The State Inpatient Database from seven different states was used to identify patients who underwent treatment for a proximal humerus fracture with open reduction and internal fixation (ORIF), hemiarthroplasty of the humeral head, or reverse total shoulder arthroplasty from 2005 through 2010. The database was used to measure the 30-day and 90-day readmission rates and identify causes and risk factors for readmission. Multivariate modeling and a Cox proportional hazards model were used for statistical analysis.

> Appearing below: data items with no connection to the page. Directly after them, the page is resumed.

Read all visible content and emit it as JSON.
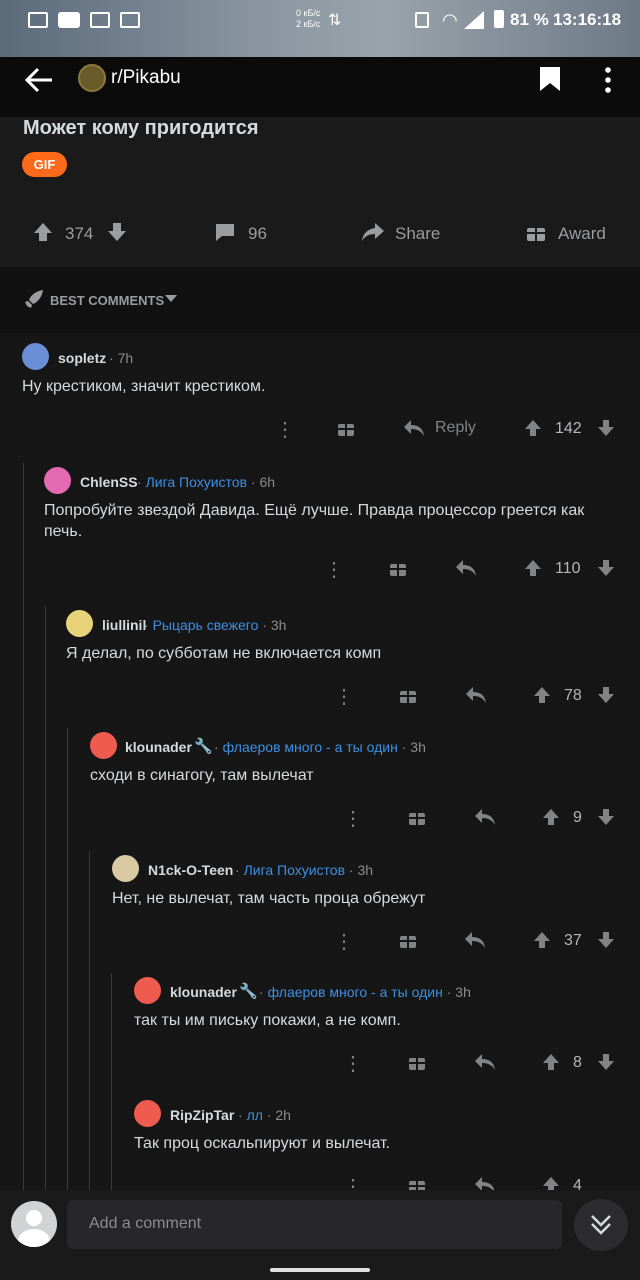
{
  "status_bar": {
    "net_up": "0 кБ/с",
    "net_down": "2 кБ/с",
    "battery": "81 %",
    "time": "13:16:18"
  },
  "header": {
    "subreddit": "r/Pikabu"
  },
  "post": {
    "title": "Может кому пригодится",
    "flair": "GIF",
    "votes": "374",
    "comments": "96",
    "share_label": "Share",
    "award_label": "Award"
  },
  "sort": {
    "label": "BEST COMMENTS"
  },
  "comments": [
    {
      "user": "sopletz",
      "flair": "",
      "time": "7h",
      "text": "Ну крестиком, значит крестиком.",
      "votes": "142",
      "reply_label": "Reply"
    },
    {
      "user": "ChlenSS",
      "flair": "Лига Похуистов",
      "time": "6h",
      "text": "Попробуйте звездой Давида. Ещё лучше. Правда процессор греется как печь.",
      "votes": "110"
    },
    {
      "user": "liullinil",
      "flair": "Рыцарь свежего",
      "time": "3h",
      "text": "Я делал, по субботам не включается комп",
      "votes": "78"
    },
    {
      "user": "klounader",
      "flair": "флаеров много - а ты один",
      "time": "3h",
      "text": "сходи в синагогу, там вылечат",
      "votes": "9"
    },
    {
      "user": "N1ck-O-Teen",
      "flair": "Лига Похуистов",
      "time": "3h",
      "text": "Нет, не вылечат, там часть проца обрежут",
      "votes": "37"
    },
    {
      "user": "klounader",
      "flair": "флаеров много - а ты один",
      "time": "3h",
      "text": "так ты им письку покажи, а не комп.",
      "votes": "8"
    },
    {
      "user": "RipZipTar",
      "flair": "лл",
      "time": "2h",
      "text": "Так проц оскальпируют и вылечат.",
      "votes": "4"
    }
  ],
  "composer": {
    "placeholder": "Add a comment"
  },
  "colors": {
    "accent": "#ff6a1a",
    "flair_blue": "#3d8fe0"
  }
}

A total of 27,017 patients were included with an overall 90-day readmission rate of 14% (15% for treatment with ORIF, 15% for reverse total shoulder arthroplasty, and 13% for hemiarthroplasty). The majority of readmissions were associated with medical diagnoses (75%), but treatment with ORIF was associated with the most readmissions from surgical complications, (29%) followed by reverse total shoulder arthroplasty (20%) and hemiarthroplasty (16%) (p < 0.001). Risk of readmission was greater for patients who were female, African American, discharged to a nursing facility, or had Medicaid insurance.


As the majority of unplanned hospital readmissions were associated with medical diagnoses, it is important to consider patient medical comorbidities before surgical treatment of proximal humerus fractures and during the postoperative care phase.

Level of evidence

Level III, therapeutic study. See the Instructions for Authors for a complete description of levels of evidence.